Some attorneys, CPAs or financial planners will offer to keep your original documents in their office. Otherwise, those documents should be kept in a safe place in your home or in a safe deposit box at a bank. If you use a safe deposit box, make sure that someone else is named on the box and knows where the key is in case of an emergency.
Make sure that your family members and the trustee know where the documents are and what is in them. Discuss the plan with your family now so there are no surprises and the family knows why you are making those decisions.
Distribute copies of your health care directives to your primary care doctor and the agents you have listed in the document. This document expresses your wishes for end-of-life decisions if you can’t make them on your own. It’s a good plan to talk to your agents on the health care directive about the details and the circumstances such as:
- Do you want life support?
- Do you want your organs donated?
- Do you want to be buried or cremated?
- Where are the documents?
- Do you have your funeral paid for?
What else do I have to do?
Change the title on all of your assets. Most of the attorneys who do estate planning will help you change the name on your real estate assets. Make sure you do it on the rest of your assets.
For instance, you will need to go to your financial institutions and brokers to get the title changed on your accounts to the name of the trust. As long as you have a Revocable Living Trust, you will be able to keep the accounts in your own Social Security number. Otherwise, you will need to obtain an EIN (employer identification number) from the IRS.
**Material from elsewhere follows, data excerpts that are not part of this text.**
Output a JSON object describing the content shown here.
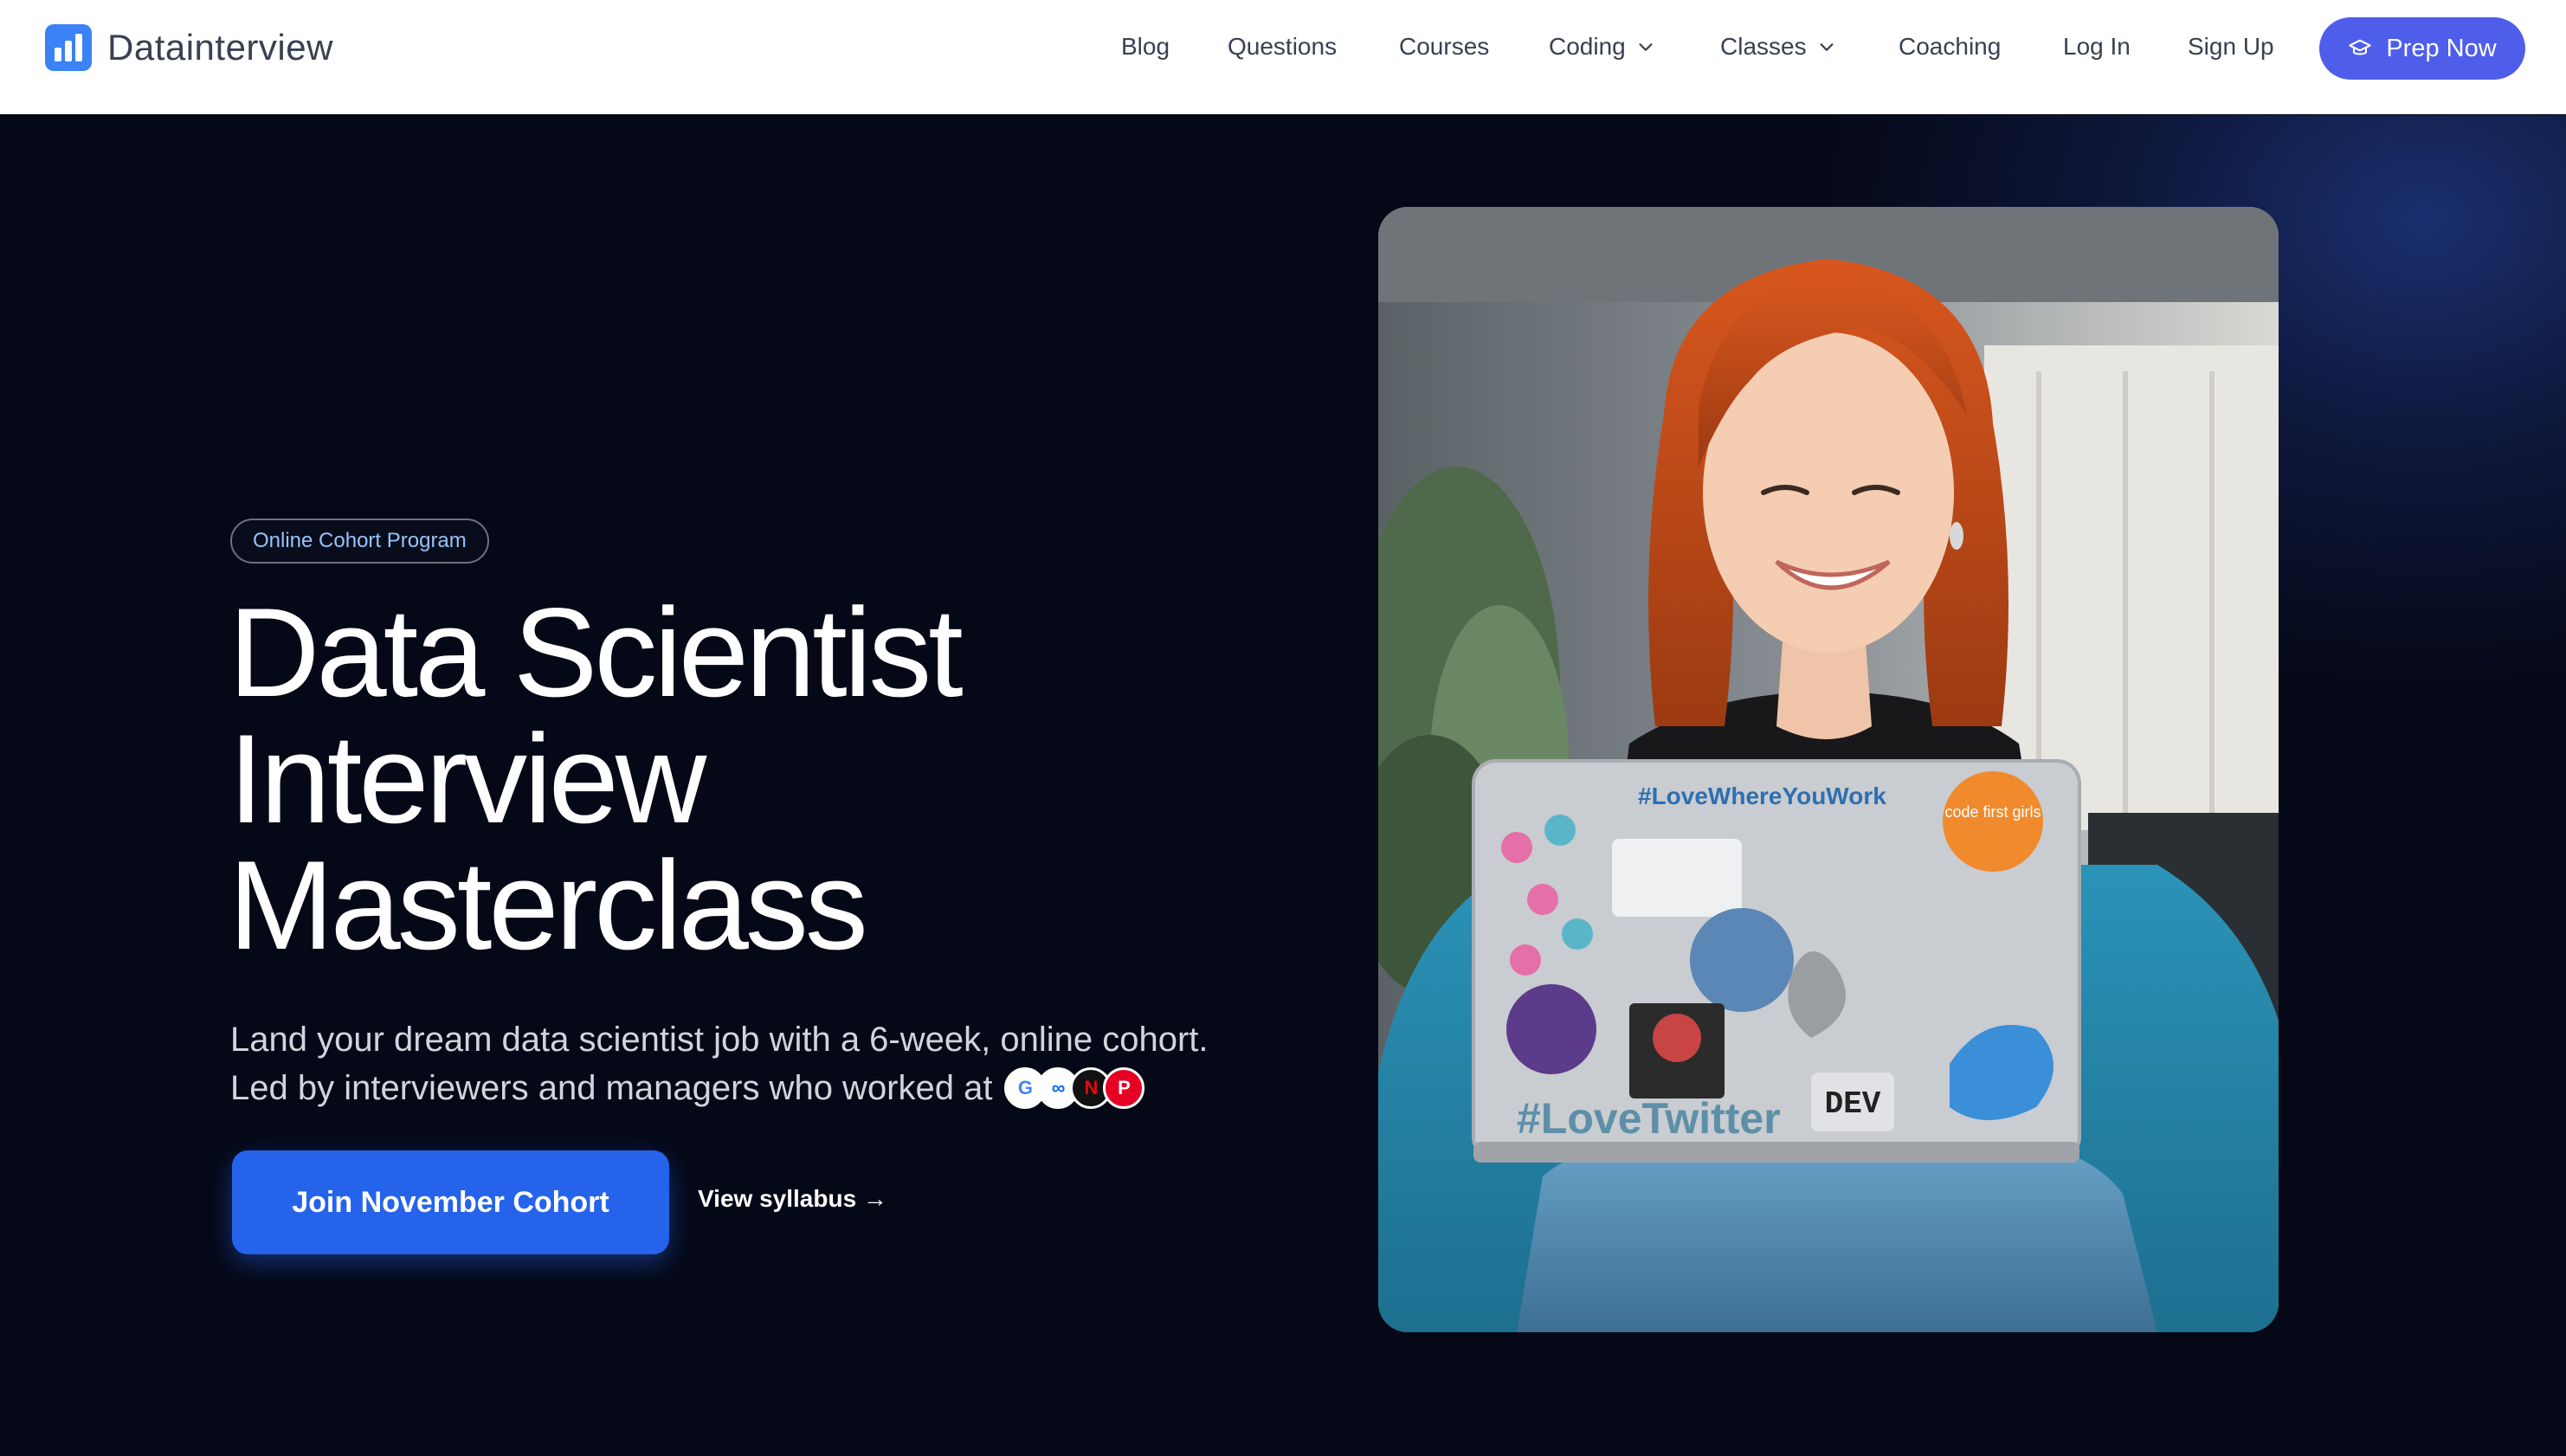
{
  "brand": {
    "name": "Datainterview"
  },
  "nav": {
    "blog": "Blog",
    "questions": "Questions",
    "courses": "Courses",
    "coding": "Coding",
    "classes": "Classes",
    "coaching": "Coaching",
    "login": "Log In",
    "signup": "Sign Up",
    "cta": "Prep Now"
  },
  "hero": {
    "badge": "Online Cohort Program",
    "title_lines": [
      "Data Scientist",
      "Interview",
      "Masterclass"
    ],
    "subtitle_line1": "Land your dream data scientist job with a 6-week, online cohort.",
    "subtitle_line2": "Led by interviewers and managers who worked at",
    "company_logos": [
      "google-icon",
      "meta-icon",
      "netflix-icon",
      "pinterest-icon"
    ],
    "cta": "Join November Cohort",
    "secondary_link": "View syllabus →"
  },
  "photo": {
    "stickers": [
      "#LoveWhereYouWork",
      "#LoveTwitter",
      "DEV",
      "code first girls"
    ]
  },
  "colors": {
    "accent": "#2563eb",
    "nav_cta": "#4f5eea",
    "background": "#050816",
    "badge_text": "#93c5fd"
  }
}
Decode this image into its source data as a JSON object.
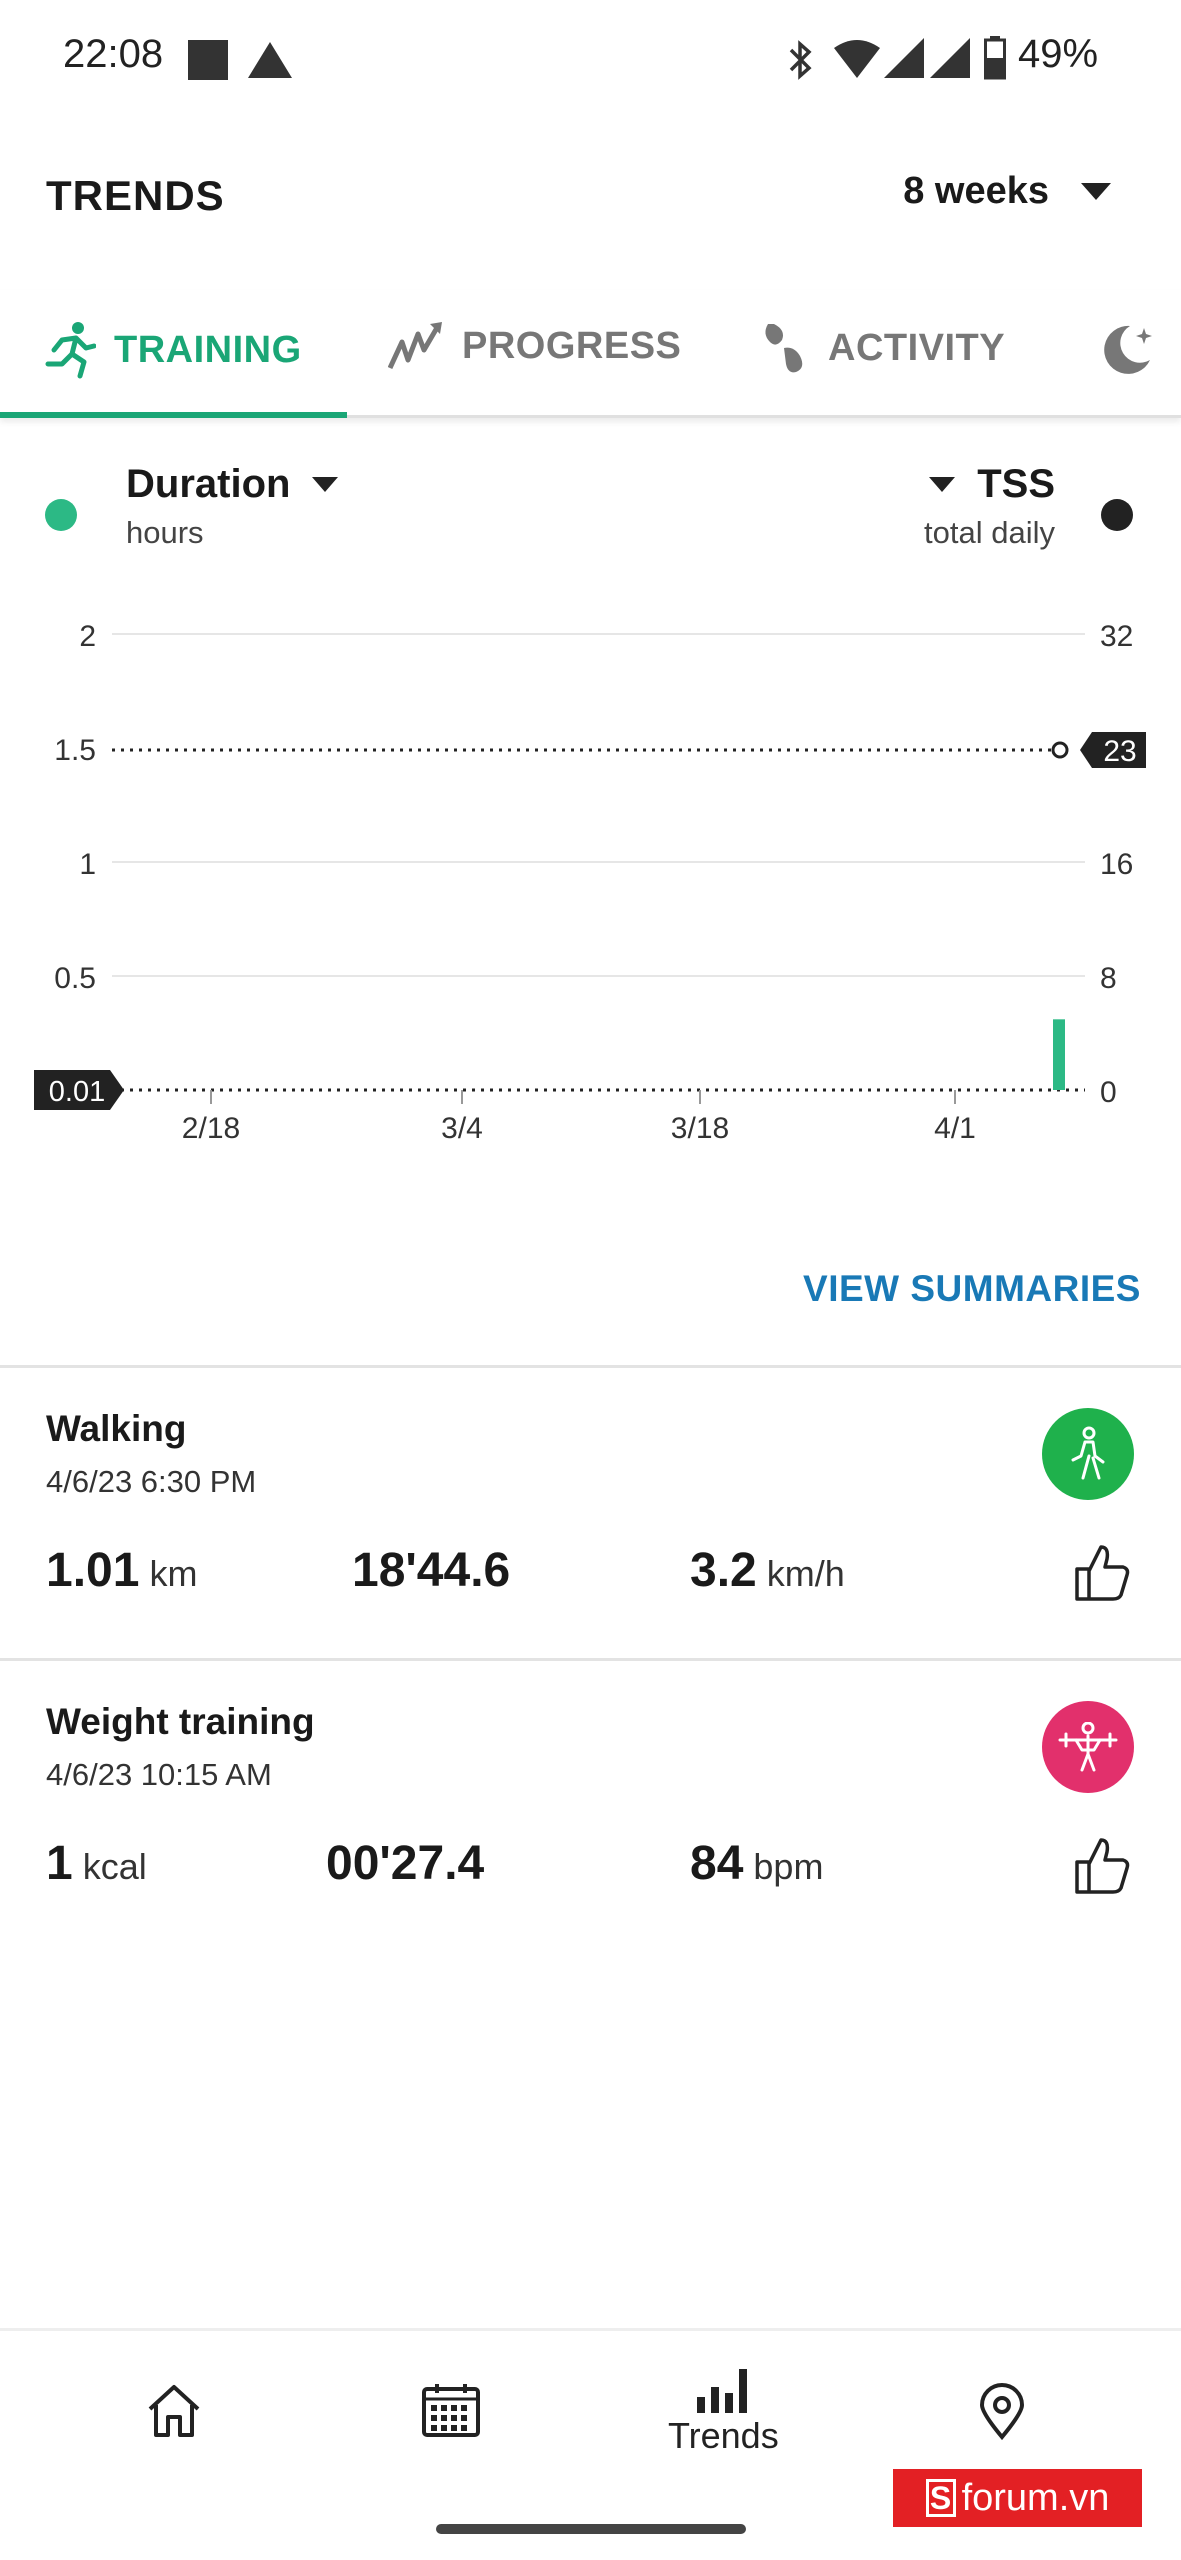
{
  "status_bar": {
    "time": "22:08",
    "battery": "49%"
  },
  "header": {
    "title": "TRENDS",
    "range": "8 weeks"
  },
  "tabs": [
    {
      "label": "TRAINING",
      "icon": "running-icon",
      "active": true
    },
    {
      "label": "PROGRESS",
      "icon": "progress-icon",
      "active": false
    },
    {
      "label": "ACTIVITY",
      "icon": "footsteps-icon",
      "active": false
    },
    {
      "label": "",
      "icon": "sleep-moon-icon",
      "active": false
    }
  ],
  "metrics": {
    "left": {
      "title": "Duration",
      "unit": "hours",
      "color": "#2cb985"
    },
    "right": {
      "title": "TSS",
      "unit": "total daily",
      "color": "#222222"
    }
  },
  "chart_data": {
    "type": "bar",
    "x_tick_labels": [
      "2/18",
      "3/4",
      "3/18",
      "4/1"
    ],
    "y_left_ticks": [
      "2",
      "1.5",
      "1",
      "0.5"
    ],
    "y_right_ticks": [
      "32",
      "23",
      "16",
      "8",
      "0"
    ],
    "y_left_range": [
      0,
      2
    ],
    "y_right_range": [
      0,
      32
    ],
    "series": [
      {
        "name": "Duration",
        "axis": "left",
        "values": [
          0.31
        ],
        "color": "#2cb985"
      },
      {
        "name": "TSS",
        "axis": "right",
        "values": [
          23
        ],
        "color": "#222222"
      }
    ],
    "markers": {
      "duration_average": "0.01",
      "tss_current": "23"
    },
    "grid": true
  },
  "view_summaries": "VIEW SUMMARIES",
  "activities": [
    {
      "title": "Walking",
      "time": "4/6/23 6:30 PM",
      "icon": "walking-icon",
      "icon_color": "#1fb14c",
      "stats": [
        {
          "value": "1.01",
          "unit": "km"
        },
        {
          "value": "18'44.6",
          "unit": ""
        },
        {
          "value": "3.2",
          "unit": "km/h"
        }
      ]
    },
    {
      "title": "Weight training",
      "time": "4/6/23 10:15 AM",
      "icon": "weightlifting-icon",
      "icon_color": "#e2306c",
      "stats": [
        {
          "value": "1",
          "unit": "kcal"
        },
        {
          "value": "00'27.4",
          "unit": ""
        },
        {
          "value": "84",
          "unit": "bpm"
        }
      ]
    }
  ],
  "bottom_nav": {
    "items": [
      {
        "icon": "home-icon",
        "label": ""
      },
      {
        "icon": "calendar-icon",
        "label": ""
      },
      {
        "icon": "trends-icon",
        "label": "Trends"
      },
      {
        "icon": "map-pin-icon",
        "label": ""
      }
    ]
  },
  "watermark": "forum.vn"
}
Review your beneficiary designations on life insurance policies, pension and retirement plans to make sure they agree with your estate plan and do not include a deceased or divorced spouse.
You may have set up a family member or friend on your accounts with joint title “for convenience if something happens to you.” Is that compatible with your estate plan? If not, then the title needs to be changed also.
Organize your paperwork
To make things easier for yourself and others, consider organizing your documents at this time. Make a list and file the documents together for:
- Life insurance policies
- Pensions or retirement accounts
- Bank accounts along with monthly statements
- Bank location of safe deposit boxes along with the key and a list of items in the box
- Professional advisers
- Last three years of tax returns
Now can I relax and forget about the estate plan?
Change is guaranteed in life and your estate plan is really a work in progress. Changes can include:
- A new child or grandchild
- Death of a spouse, child or the trustee
- A family member becomes disabled
- Marriage or divorce
- Tax laws change
- Finances change dramatically
When you have changes like the ones above, please have your plan reviewed by your attorney.
Getting your original estate plan done is an amazing achievement. Now, take a few more steps to make sure that the whole plan is in place and working before you actually need it.